Now Gabe and I are ready to make some of our own projects. And, we're going to use this blog to document our progress and thoughts.
Throughout this blog there will be updates on our individual projects, posts about game design philosophy, arguments between us about works and what doesn't work with Gabe inevitably being wrong and me being right 100% of the time, calls for suggestions from the readers, and at some point likely free demos or mini-projects for people to play.
Who are these people and why am I reading them?Gabriel Priske is a game art generalist and designer.
Throughout high school, Gabe worked on numerous indie projects as a freelance artist. At 18 years old he was hired at Trendy Entertainment on the Dungeon Defenders 2 3D art team. At 19 Gabe left Trendy, co-designed, did the art for, and published See No Evil. Since then he has been designing small games and working as a freelance artist.

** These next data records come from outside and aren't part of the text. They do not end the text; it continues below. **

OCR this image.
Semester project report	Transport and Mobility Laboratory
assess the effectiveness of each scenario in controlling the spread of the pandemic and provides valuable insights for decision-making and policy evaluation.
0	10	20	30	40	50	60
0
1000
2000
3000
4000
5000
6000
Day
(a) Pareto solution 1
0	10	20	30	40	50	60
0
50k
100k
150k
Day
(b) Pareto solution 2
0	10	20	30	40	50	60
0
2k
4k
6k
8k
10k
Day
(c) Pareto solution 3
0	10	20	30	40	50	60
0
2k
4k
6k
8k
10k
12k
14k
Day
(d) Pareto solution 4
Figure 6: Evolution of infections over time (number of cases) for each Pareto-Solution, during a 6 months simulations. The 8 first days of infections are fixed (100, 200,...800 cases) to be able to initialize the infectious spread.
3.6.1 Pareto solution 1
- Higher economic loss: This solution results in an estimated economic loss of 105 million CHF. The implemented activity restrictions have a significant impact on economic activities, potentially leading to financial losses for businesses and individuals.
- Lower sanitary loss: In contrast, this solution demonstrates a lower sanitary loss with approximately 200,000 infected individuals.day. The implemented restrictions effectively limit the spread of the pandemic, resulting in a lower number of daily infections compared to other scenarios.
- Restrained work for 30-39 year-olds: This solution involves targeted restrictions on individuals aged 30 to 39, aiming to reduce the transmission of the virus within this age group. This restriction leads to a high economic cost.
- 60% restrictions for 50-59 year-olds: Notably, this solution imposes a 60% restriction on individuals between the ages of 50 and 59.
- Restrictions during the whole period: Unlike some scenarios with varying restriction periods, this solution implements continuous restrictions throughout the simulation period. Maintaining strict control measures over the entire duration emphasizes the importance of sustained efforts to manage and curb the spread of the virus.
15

Now 22, it's time for Gabe to set out on the ultimate game dev journey: building an awesome game completely solo.
Aside from having dozens of prototypes laying around, William has worked as a business applications developer at a behavioral therapy agency, worked as an adviser for multiple projects, has tutored children and coworkers alike in good programming practices, and co-developed See No Evil and IconOven with Gabe Priske.
With introductions out of the way, Gabe and I hope that you'll join us on some wacky videogame hi-jinx as we describe our process and have neat discussions along the way.